Futbol
24 Temmuz 2011 - Zeynep Oral -
Futbol bilgim sıfır! Futbol ilgim, on üzerinden iki iken, Sevgili Abdülkadir Yücelman nedeniyle bir iki basamak artmıştı...
Çocukluğumda babam Galatasaraylı diye ben de Galatasaraylıydım. Büyümeye başlayınca, ona inat Fenerli oldum. İzmir'e yerleşince, Fener'den vazgeçip Altaylı oldum. Babamı çok genç yaşta kaybettim; derhal yeniden Galatasaraylı olmak kaçınılmazdı! Evlendim, eşim Fenerliydi, ama babama ihanet etmedim. İstanbul'a yerleşince, renkleri ve tavrı nedeniyle Beşiktaşlı oldum... Sonra oğullarıma yaranmak ya da onları kızdırmak için bol bol takım değiştirdim... Daha sonra torunlarım, hangisini istedilerse o takımı tuttum! Onları üzecek halim yoktu elbet!

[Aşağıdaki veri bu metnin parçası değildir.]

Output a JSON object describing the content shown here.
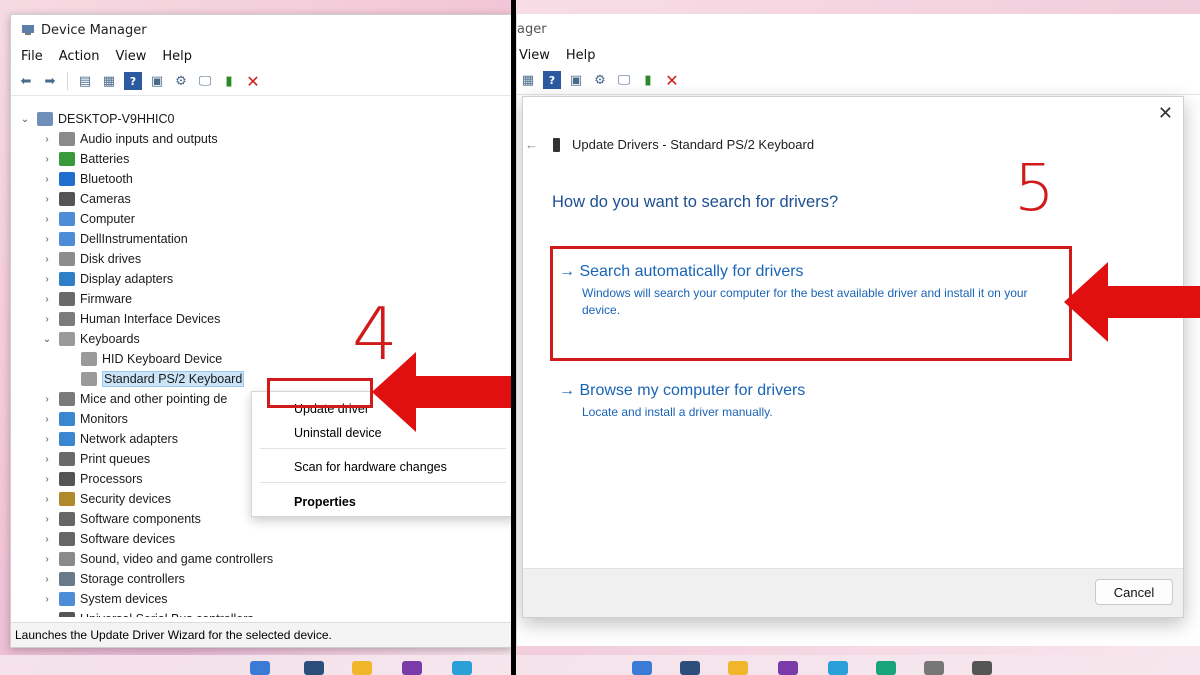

Sonunda ailede kimse benimle futbolu bir arada anmaz oldu. Böylelikle takım tutma derdinden ve kolaylığından kurtuldum!.
Şu kısa futbol tarihçeme karşın, benim kanımı futbola karşı ısıtan, çok sevdiğim bir yazarın, Uruguaylı Eduardo Galeano'nun "Gölgede ve Güneşte Futbol" adlı kitabı oldu. (Can Yayınları)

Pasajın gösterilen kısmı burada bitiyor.